Antes de chegar à cozinha uma nova tontura o acometeu e ele foi ao chão.

Atirado no piso frio, tornou a pensar nos insultos da ex-mulher.

Nunca se sentira tão humilhado.

Ela não o poupara nem diante das filhas.

Bêbado. Fraco. Covarde e tantas outras acusações.

Ainda caído, acompanhou com os olhos embaçados a trilha de sangue pela casa.

O que seu pai diria se o visse daquela maneira?

E a mãe? Tão carinhosa, será que compreenderia o que estava acontecendo?

Sem forças para se levantar foi se arrastando na direção do armário onde uma garrafa de bebida continha uma ou duas doses de cachaça.

Beberia pela última vez, planejou.
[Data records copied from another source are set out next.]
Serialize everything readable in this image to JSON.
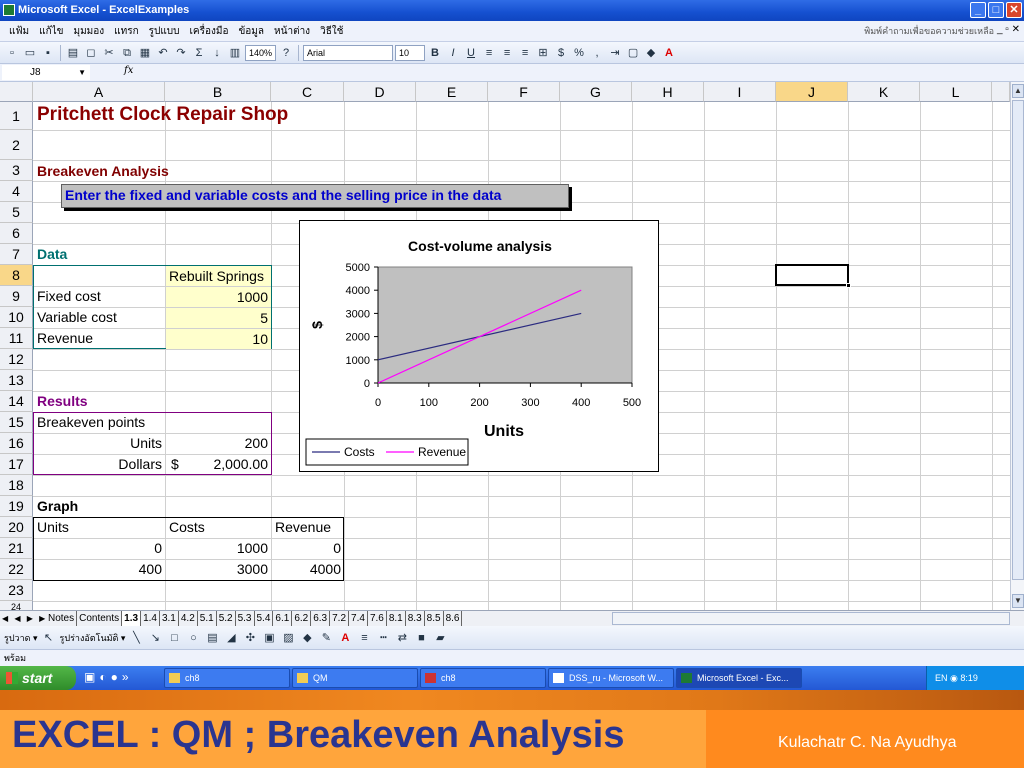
{
  "window": {
    "title": "Microsoft Excel - ExcelExamples",
    "btn_min": "_",
    "btn_max": "□",
    "btn_close": "✕"
  },
  "menu": {
    "items": [
      "แฟ้ม",
      "แก้ไข",
      "มุมมอง",
      "แทรก",
      "รูปแบบ",
      "เครื่องมือ",
      "ข้อมูล",
      "หน้าต่าง",
      "วิธีใช้"
    ],
    "help_placeholder": "พิมพ์คำถามเพื่อขอความช่วยเหลือ",
    "controls": "_ ▫ ✕"
  },
  "toolbar": {
    "zoom": "140%",
    "font": "Arial",
    "font_size": "10",
    "bold": "B",
    "italic": "I",
    "underline": "U",
    "percent": "%",
    "comma": ","
  },
  "formula": {
    "cell_ref": "J8",
    "fx": "fx",
    "dropdown": "▼"
  },
  "columns": [
    "A",
    "B",
    "C",
    "D",
    "E",
    "F",
    "G",
    "H",
    "I",
    "J",
    "K",
    "L"
  ],
  "rows": [
    "1",
    "2",
    "3",
    "4",
    "5",
    "6",
    "7",
    "8",
    "9",
    "10",
    "11",
    "12",
    "13",
    "14",
    "15",
    "16",
    "17",
    "18",
    "19",
    "20",
    "21",
    "22",
    "23",
    "24"
  ],
  "sheet": {
    "title": "Pritchett Clock Repair Shop",
    "subtitle": "Breakeven Analysis",
    "instruction": "Enter the fixed and variable costs and the selling price in the data",
    "data_label": "Data",
    "data_header": "Rebuilt Springs",
    "data_rows": [
      {
        "label": "Fixed cost",
        "value": "1000"
      },
      {
        "label": "Variable cost",
        "value": "5"
      },
      {
        "label": "Revenue",
        "value": "10"
      }
    ],
    "results_label": "Results",
    "breakeven_label": "Breakeven points",
    "units_label": "Units",
    "units_value": "200",
    "dollars_label": "Dollars",
    "dollars_sign": "$",
    "dollars_value": "2,000.00",
    "graph_label": "Graph",
    "graph_headers": [
      "Units",
      "Costs",
      "Revenue"
    ],
    "graph_rows": [
      [
        "0",
        "1000",
        "0"
      ],
      [
        "400",
        "3000",
        "4000"
      ]
    ]
  },
  "chart_data": {
    "type": "line",
    "title": "Cost-volume analysis",
    "xlabel": "Units",
    "ylabel": "$",
    "x": [
      0,
      400
    ],
    "series": [
      {
        "name": "Costs",
        "values": [
          1000,
          3000
        ],
        "color": "#2b2b80"
      },
      {
        "name": "Revenue",
        "values": [
          0,
          4000
        ],
        "color": "#ff00ff"
      }
    ],
    "xlim": [
      0,
      500
    ],
    "ylim": [
      0,
      5000
    ],
    "xticks": [
      "0",
      "100",
      "200",
      "300",
      "400",
      "500"
    ],
    "yticks": [
      "0",
      "1000",
      "2000",
      "3000",
      "4000",
      "5000"
    ],
    "legend": "bottom-left",
    "plot_bg": "#c0c0c0"
  },
  "tabs": {
    "nav": "◀ ◀ ▶ ▶",
    "items": [
      "Notes",
      "Contents",
      "1.3",
      "1.4",
      "3.1",
      "4.2",
      "5.1",
      "5.2",
      "5.3",
      "5.4",
      "6.1",
      "6.2",
      "6.3",
      "7.2",
      "7.4",
      "7.6",
      "8.1",
      "8.3",
      "8.5",
      "8.6"
    ],
    "active": "1.3"
  },
  "drawbar": {
    "draw_label": "รูปวาด ▾",
    "autoshapes_label": "รูปร่างอัตโนมัติ ▾"
  },
  "status": {
    "text": "พร้อม"
  },
  "taskbar": {
    "start": "start",
    "items": [
      "ch8",
      "QM",
      "ch8",
      "DSS_ru - Microsoft W...",
      "Microsoft Excel - Exc..."
    ],
    "lang": "EN",
    "clock": "8:19"
  },
  "slide": {
    "title": "EXCEL  : QM ; Breakeven Analysis",
    "author": "Kulachatr C. Na Ayudhya"
  },
  "colors": {
    "accent": "#2a3590",
    "orange": "#ff8a1e",
    "select": "#f9d789"
  }
}
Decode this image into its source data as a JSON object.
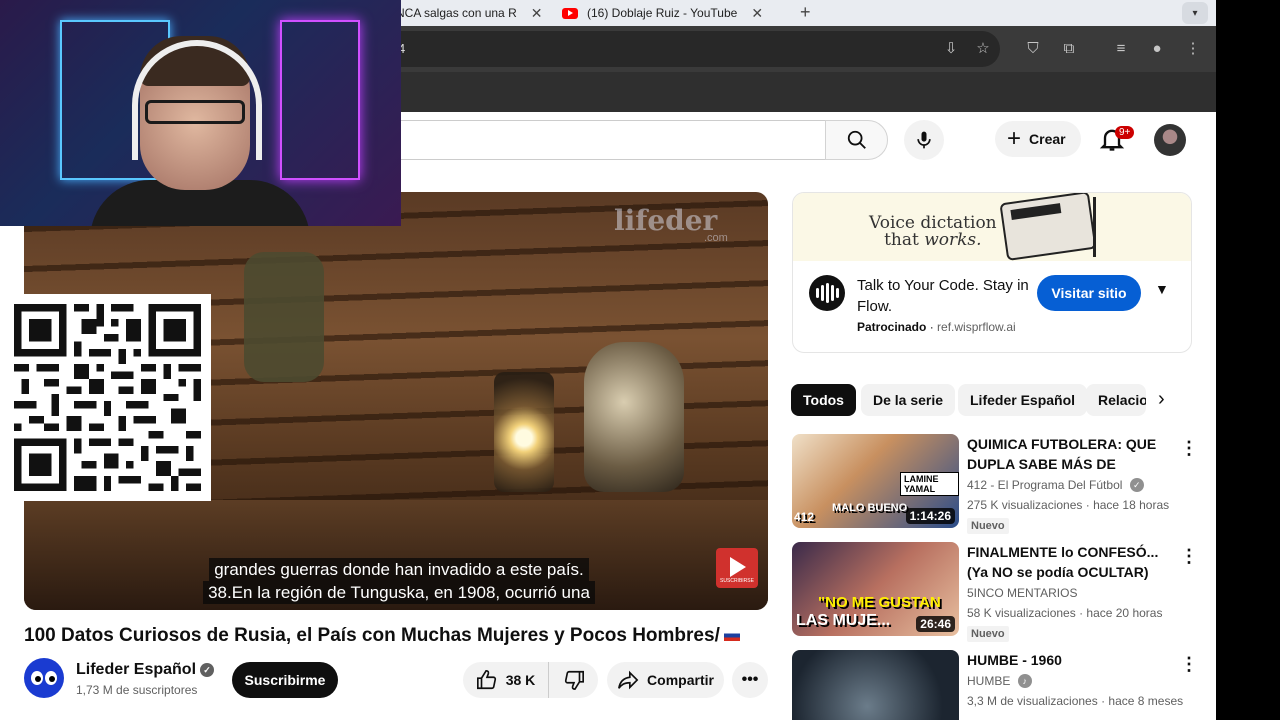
{
  "browser": {
    "tabs": [
      {
        "title": "NCA salgas con una R"
      },
      {
        "title": "(16) Doblaje Ruiz - YouTube"
      }
    ],
    "address_fragment": "4",
    "new_tab_symbol": "+",
    "close_symbol": "✕"
  },
  "header": {
    "create_label": "Crear",
    "notification_count": "9+"
  },
  "video": {
    "watermark": "lifeder",
    "watermark_sub": ".com",
    "caption_line1": "grandes guerras donde han invadido a este país.",
    "caption_line2": "38.En la región de Tunguska, en 1908, ocurrió una",
    "subscribe_logo_text": "SUSCRIBIRSE",
    "title": "100 Datos Curiosos de Rusia, el País con Muchas Mujeres y Pocos Hombres/",
    "channel_name": "Lifeder Español",
    "subscribers": "1,73 M de suscriptores",
    "subscribe_label": "Suscribirme",
    "like_count": "38 K",
    "share_label": "Compartir",
    "more_label": "•••"
  },
  "ad": {
    "headline_line1": "Voice dictation",
    "headline_line2_a": "that ",
    "headline_line2_b": "works.",
    "title": "Talk to Your Code. Stay in Flow.",
    "sponsored_label": "Patrocinado",
    "domain": "ref.wisprflow.ai",
    "cta_label": "Visitar sitio"
  },
  "chips": [
    {
      "label": "Todos",
      "active": true
    },
    {
      "label": "De la serie"
    },
    {
      "label": "Lifeder Español"
    },
    {
      "label": "Relacio"
    }
  ],
  "recommendations": [
    {
      "title": "QUIMICA FUTBOLERA: QUE DUPLA SABE MÁS DE FUTBOL...",
      "channel": "412 - El Programa Del Fútbol",
      "views": "275 K visualizaciones",
      "age": "hace 18 horas",
      "badge": "Nuevo",
      "duration": "1:14:26",
      "thumb_text_a": "LAMINE YAMAL",
      "thumb_text_b": "MALO BUENO",
      "thumb_text_c": "412"
    },
    {
      "title": "FINALMENTE lo CONFESÓ... (Ya NO se podía OCULTAR)",
      "channel": "5INCO MENTARIOS",
      "views": "58 K visualizaciones",
      "age": "hace 20 horas",
      "badge": "Nuevo",
      "duration": "26:46",
      "thumb_text_a": "\"NO ME GUSTAN",
      "thumb_text_b": "LAS MUJE..."
    },
    {
      "title": "HUMBE - 1960",
      "channel": "HUMBE",
      "views": "3,3 M de visualizaciones",
      "age": "hace 8 meses"
    }
  ],
  "colors": {
    "youtube_red": "#ff0000",
    "cta_blue": "#065fd4",
    "chip_active": "#0f0f0f"
  }
}
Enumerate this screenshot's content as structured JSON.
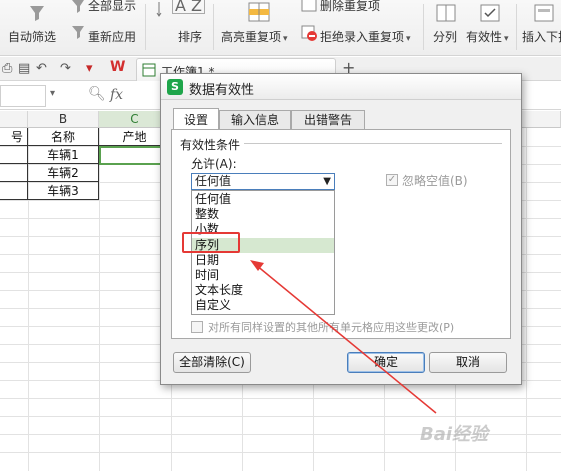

Tomaria um bom banho, trataria os ferimentos e no dia seguinte estaria bem para encarar as pessoas que tinham zombado dele na rua, desviar dos malditos cachorros, enfrentar a soberba da mãe de suas filhas.

Bêbado. Fraco. Covarde.

Num lampejo de lucidez, Oséas percebeu que muitas das ofensas sofridas não eram surpresas para ele.

Crescera ouvindo do pai, dos irmãos, dos colegas que era um homem sem coragem.

Diziam que ele não passava de um sujeito sem opinião, impotente diante das vontades e determinações alheias.

Não vencera o vício. Não salvara o casamento. Estava perdendo o direito de ser pai.

O pouco que construíra escapava de sua vida como aquele sangue que não parava de escorrer.

Oséas se sentou encostado na porta do armário, as mãos trêmulas percorreram o móvel em busca da garrafa.

Será que havia colocado em outro lugar?

O cheiro de aguardente impregnado em toda a casa aguçava sua vontade.

Quando enfim alcançou a garrafa comemorou.

Chegavam ao fim seus dias de humilhação.

Nunca mais serviria de piada para quem quer que fosse.

As filhas não se envergonhariam de um pai derrotado.

Abriu a garrafa e a entornou direto na boca, menos de uma dose aguardava no fundo do recipiente.

A última dose, pensou.

Dormiu ali, o sabor amargo da bebida, misturado á amargura que o acompanhava.

Acordou com o rosto mergulhado em seu próprio vômito.

As pernas ainda doíam, mas tinham parado de sangrar.

Quanto tempo tinha ficado ali?

Muito, mas não o bastante para fazê-lo esquecer da noite anterior.

Rastejou até o banheiro e enquanto se olhava no espelho depois do banho, teve a ideia.

Já no quarto, revirou o armário que despencava.

As mãos continuavam a tremer, aliás há alguns meses ,nem ele conseguia diferenciar quando estava bêbado ou sóbrio.

Quando encontrou o que desejava saiu.

Na rua, nem sinal das pessoas que haviam debochado dele na noite anterior, os cães se ocupavam com motos e bicicletas.

Oséas seguiu mancando.

Em sua cabeça confusa acreditava ser um homem prestes a alcançar a honra que jamais tinha experimentado.

O que o pai, a mãe, os irmãos, os colegas da juventude diriam dele?

A ex-mulher ainda o enxergaria como um fraco?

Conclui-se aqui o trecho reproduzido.